Source: Best Hair Trends for Spring 2013 – Harper’s BAZAAR
Photo Credit: Imaxtree


Tying The Knot
Simple and striking are two ways to describe the tightly wound knots seen on the runway. As hairstylist Guido explained of his low chignon at Ralph Lauren, “It’s a very chic, put-together style…This look goes along with what I typically think we create in New York in that it’s very American and wearable…” To master your twist, blow-dry hair straight, create a clean center part if wanted, and secure hair into a firm ponytail at the nape, spritzing with shine mist. From there, you can wrap the tail into any number of looks—a loop with the ends pointing up or tucked under, a round ballet bun, or the classic double knot—sealed with a shot of anti-frizz spray.


Making The Braid
There’s something endlessly appealing about a braid, especially when it was shown so many ways this season. Things got super intricate at Marchesa and Hervé Léger, where plaits crisscrossed the head or formed an equestrian harness across the back. The look was refreshingly simple at Balmain, with a single, slightly messy weave tied with an elastic (easy enough to do without a mirror) and at The Row, where hair was twisted back in two sections, mimicking a braided-like effect.


The New Low Pony
The modern ponytail was defined by two factors: it was positioned low, hovering just at or below the nape, and ironed straight, which beautifully emphasized the length of the tail. From there, variations came into play.
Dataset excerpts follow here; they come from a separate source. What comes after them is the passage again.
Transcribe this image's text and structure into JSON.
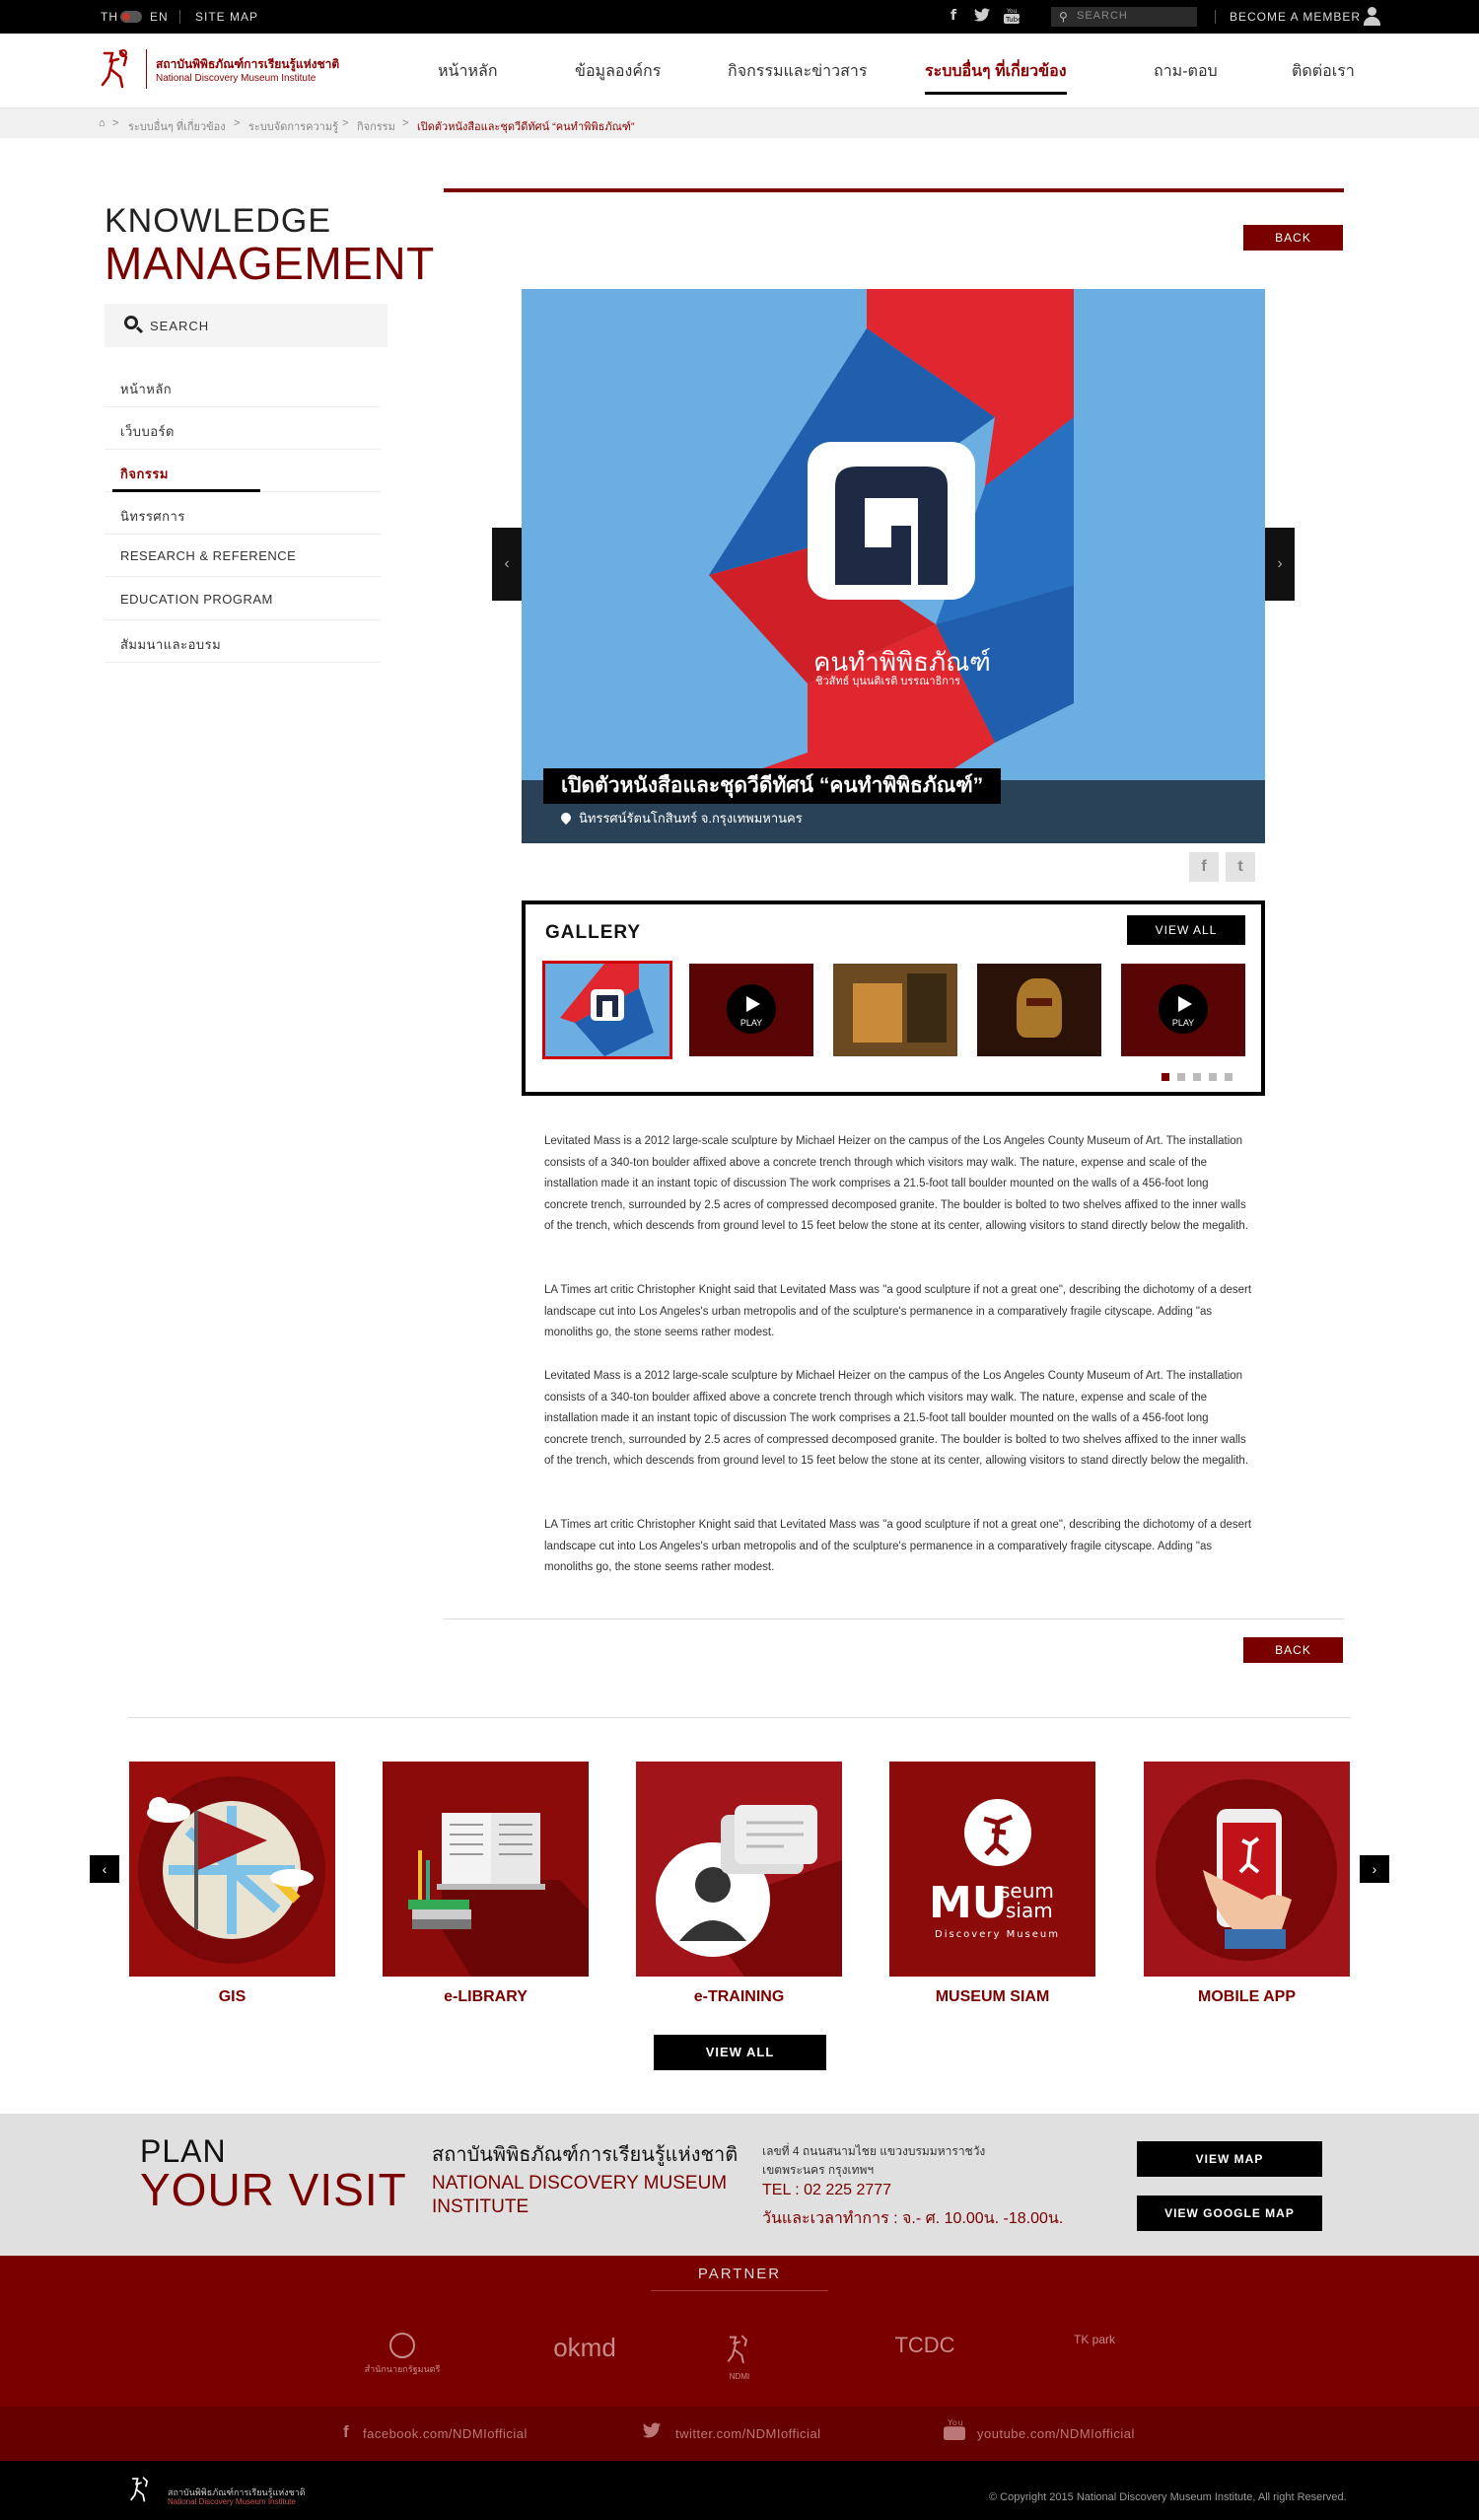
{
  "topbar": {
    "lang_th": "TH",
    "lang_en": "EN",
    "sitemap": "SITE MAP",
    "social_icons": [
      "facebook-icon",
      "twitter-icon",
      "youtube-icon"
    ],
    "search_placeholder": "SEARCH",
    "member": "BECOME A MEMBER"
  },
  "header": {
    "logo_th": "สถาบันพิพิธภัณฑ์การเรียนรู้แห่งชาติ",
    "logo_en": "National Discovery Museum Institute",
    "nav": [
      "หน้าหลัก",
      "ข้อมูลองค์กร",
      "กิจกรรมและข่าวสาร",
      "ระบบอื่นๆ ที่เกี่ยวข้อง",
      "ถาม-ตอบ",
      "ติดต่อเรา"
    ],
    "nav_active_index": 3
  },
  "breadcrumb": [
    "ระบบอื่นๆ ที่เกี่ยวข้อง",
    "ระบบจัดการความรู้",
    "กิจกรรม",
    "เปิดตัวหนังสือและชุดวีดีทัศน์ “คนทำพิพิธภัณฑ์”"
  ],
  "sidebar": {
    "title1": "KNOWLEDGE",
    "title2": "MANAGEMENT",
    "search_label": "SEARCH",
    "items": [
      "หน้าหลัก",
      "เว็บบอร์ด",
      "กิจกรรม",
      "นิทรรศการ",
      "RESEARCH & REFERENCE",
      "EDUCATION PROGRAM",
      "สัมมนาและอบรม"
    ],
    "active_index": 2
  },
  "article": {
    "back_label": "BACK",
    "hero_caption": "เปิดตัวหนังสือและชุดวีดีทัศน์ “คนทำพิพิธภัณฑ์”",
    "hero_location": "นิทรรศน์รัตนโกสินทร์ จ.กรุงเทพมหานคร",
    "hero_art_title": "คนทำพิพิธภัณฑ์",
    "hero_art_subtitle": "ชิวสัทธ์ บุนนติเรติ บรรณาธิการ",
    "share": [
      "f",
      "t"
    ],
    "gallery": {
      "title": "GALLERY",
      "view_all": "VIEW ALL",
      "play_label": "PLAY",
      "dots": 5
    },
    "paragraphs": [
      "Levitated Mass is a 2012 large-scale sculpture by Michael Heizer on the campus of the Los Angeles County Museum of Art. The installation consists of a 340-ton boulder affixed above a concrete trench through which visitors may walk. The nature, expense and scale of the installation made it an instant topic of discussion The work comprises a 21.5-foot tall boulder mounted on the walls of a 456-foot long concrete trench, surrounded by 2.5 acres of compressed decomposed granite. The boulder is bolted to two shelves affixed to the inner walls of the trench, which descends from ground level to 15 feet below the stone at its center, allowing visitors to stand directly below the megalith.",
      "LA Times art critic Christopher Knight said that Levitated Mass was \"a good sculpture if not a great one\", describing the dichotomy of a desert landscape cut into Los Angeles's urban metropolis and of the sculpture's permanence in a comparatively fragile cityscape. Adding \"as monoliths go, the stone seems rather modest.",
      "Levitated Mass is a 2012 large-scale sculpture by Michael Heizer on the campus of the Los Angeles County Museum of Art. The installation consists of a 340-ton boulder affixed above a concrete trench through which visitors may walk. The nature, expense and scale of the installation made it an instant topic of discussion The work comprises a 21.5-foot tall boulder mounted on the walls of a 456-foot long concrete trench, surrounded by 2.5 acres of compressed decomposed granite. The boulder is bolted to two shelves affixed to the inner walls of the trench, which descends from ground level to 15 feet below the stone at its center, allowing visitors to stand directly below the megalith.",
      "LA Times art critic Christopher Knight said that Levitated Mass was \"a good sculpture if not a great one\", describing the dichotomy of a desert landscape cut into Los Angeles's urban metropolis and of the sculpture's permanence in a comparatively fragile cityscape. Adding \"as monoliths go, the stone seems rather modest."
    ]
  },
  "services": {
    "items": [
      "GIS",
      "e-LIBRARY",
      "e-TRAINING",
      "MUSEUM SIAM",
      "MOBILE APP"
    ],
    "museum_logo": "MUseum siam",
    "museum_sub": "Discovery Museum",
    "view_all": "VIEW ALL"
  },
  "plan": {
    "line1": "PLAN",
    "line2": "YOUR VISIT",
    "org_th": "สถาบันพิพิธภัณฑ์การเรียนรู้แห่งชาติ",
    "org_en": "NATIONAL DISCOVERY MUSEUM INSTITUTE",
    "addr1": "เลขที่ 4 ถนนสนามไชย แขวงบรมมหาราชวัง",
    "addr2": "เขตพระนคร กรุงเทพฯ",
    "tel": "TEL : 02 225 2777",
    "hours": "วันและเวลาทำการ : จ.- ศ. 10.00น. -18.00น.",
    "view_map": "VIEW MAP",
    "view_google_map": "VIEW GOOGLE MAP"
  },
  "partner": {
    "title": "PARTNER",
    "logos": [
      "สำนักนายกรัฐมนตรี",
      "okmd",
      "NDMI",
      "TCDC",
      "TK park"
    ]
  },
  "social": {
    "facebook": "facebook.com/NDMIofficial",
    "twitter": "twitter.com/NDMIofficial",
    "youtube": "youtube.com/NDMIofficial"
  },
  "footer": {
    "org_th": "สถาบันพิพิธภัณฑ์การเรียนรู้แห่งชาติ",
    "org_en": "National Discovery Museum Institute",
    "copyright": "Copyright 2015 National Discovery Museum Institute, All right Reserved."
  },
  "colors": {
    "brand": "#7a0000",
    "hero_bg": "#6aaee2"
  }
}
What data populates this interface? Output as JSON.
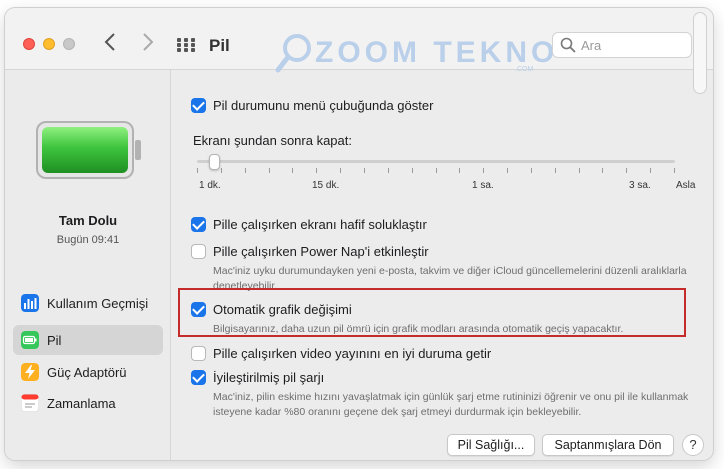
{
  "window": {
    "title": "Pil"
  },
  "watermark": {
    "text": "ZOOM TEKNO",
    "sub": ".COM"
  },
  "search": {
    "placeholder": "Ara"
  },
  "status": {
    "title": "Tam Dolu",
    "time": "Bugün 09:41",
    "battery_level": 1.0,
    "battery_color": "#3ec43e"
  },
  "sidebar": {
    "items": [
      {
        "label": "Kullanım Geçmişi",
        "icon": "usage-history-icon",
        "color": "#1a74ea"
      },
      {
        "label": "Pil",
        "icon": "battery-icon",
        "color": "#34c759"
      },
      {
        "label": "Güç Adaptörü",
        "icon": "power-adapter-icon",
        "color": "#ffb020"
      },
      {
        "label": "Zamanlama",
        "icon": "calendar-icon",
        "color": "#ff3b30"
      }
    ],
    "selected_index": 1
  },
  "options": {
    "menu_bar": {
      "label": "Pil durumunu menü çubuğunda göster",
      "checked": true
    },
    "screen_off": {
      "label": "Ekranı şundan sonra kapat:"
    },
    "slider": {
      "labels": [
        "1 dk.",
        "15 dk.",
        "1 sa.",
        "3 sa.",
        "Asla"
      ],
      "value": "1 dk."
    },
    "dim_display": {
      "label": "Pille çalışırken ekranı hafif soluklaştır",
      "checked": true
    },
    "power_nap": {
      "label": "Pille çalışırken Power Nap'i etkinleştir",
      "checked": false,
      "desc": "Mac'iniz uyku durumundayken yeni e-posta, takvim ve diğer iCloud güncellemelerini düzenli aralıklarla denetleyebilir."
    },
    "auto_graphics": {
      "label": "Otomatik grafik değişimi",
      "checked": true,
      "desc": "Bilgisayarınız, daha uzun pil ömrü için grafik modları arasında otomatik geçiş yapacaktır."
    },
    "video_streaming": {
      "label": "Pille çalışırken video yayınını en iyi duruma getir",
      "checked": false
    },
    "optimized_charging": {
      "label": "İyileştirilmiş pil şarjı",
      "checked": true,
      "desc": "Mac'iniz, pilin eskime hızını yavaşlatmak için günlük şarj etme rutininizi öğrenir ve onu pil ile kullanmak isteyene kadar %80 oranını geçene dek şarj etmeyi durdurmak için bekleyebilir."
    }
  },
  "buttons": {
    "battery_health": "Pil Sağlığı...",
    "restore_defaults": "Saptanmışlara Dön",
    "help": "?"
  },
  "colors": {
    "accent": "#1a74ea",
    "highlight_border": "#c62b2b"
  }
}
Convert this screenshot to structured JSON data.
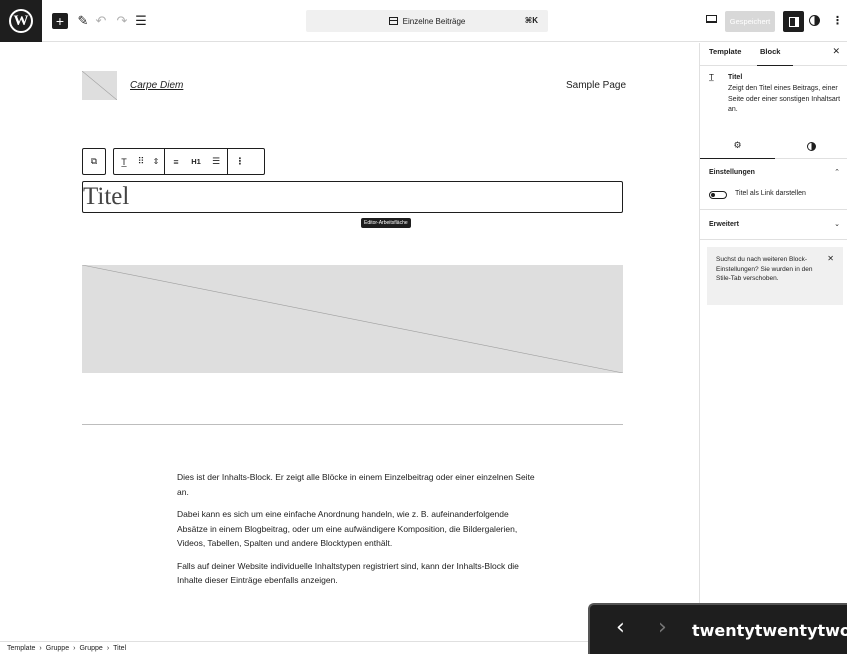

At Michael Kors and Elie Saab, a wide hair band held strands in place while at Etro a black ribbon provided an elegant touch. Over at Akris, strands were pulled forward to form a round silhouette that framed the face, and at Elie Saab locks were subtly tucked behind the ears. As for which style you think is most chic, take your pick.


So Slick
Remember the “wet hair” trend from last spring? It’s back but worn in a less drenched-from-the-ocean way. At Carolina Herrera, Loewe and Rodarte, hair was slicked down into graphic center and side parts around the crown. At Nina Ricci, dewy strands were raked into a shiny French twist while at Thakoon and Alberta Ferretti, glossy “goddess” waves abounded.


Rock n’ Roll Waves
Hairstylists took inspiration from nineties grunge backstage, giving hair a tousled effect that suggested the hair wasn’t really “done” at all, but left loose and flowing with a natural bend. In reality, creating the look does require some effort. At Versace, hair pro Guido applied volumizing foam to damp hair and rough-dried with his fingers, scrunching up the ends before twisting strands into a bun and misting with aerosol hair powder for texture. After hair had set, he released the bun and sprayed with more powder for a “cool-girl” look that was sexy and “uncomplicated.”

Topping It Off
Hair accessories have been dominating—and often stealing—the show for the third season running. This time around, there were sporty neon bands slipped on the head (Fendi), brass sculpted branches worn like a crown (Balenciaga), oversized fabric flowers tucked into ponytails (Rochas), pretty pearls draped down the nape (Chanel) and impossibly chic beekeeper-inspired headpieces (Alexander McQueen). Not feeling quite that bold? Look to the gorgeous printed scarves tied around the head (Dolce & Gabbana, Marc by Marc), which give your off-duty look a chic spin.


Undone Updos
At shows like Donna Karan, Vera Wang, Chloé and more, it looked as if the models might have left the hair stations a bit too early—with strands only semi-fastened in place. Turns out, the effect was entirely intentional. So whether you’re pinning your hair up into a twist, pulling it into a bun, or wrapping into a ponytail, there’s something to be said for not making things too tidy. A little casual coolness goes a long way this season.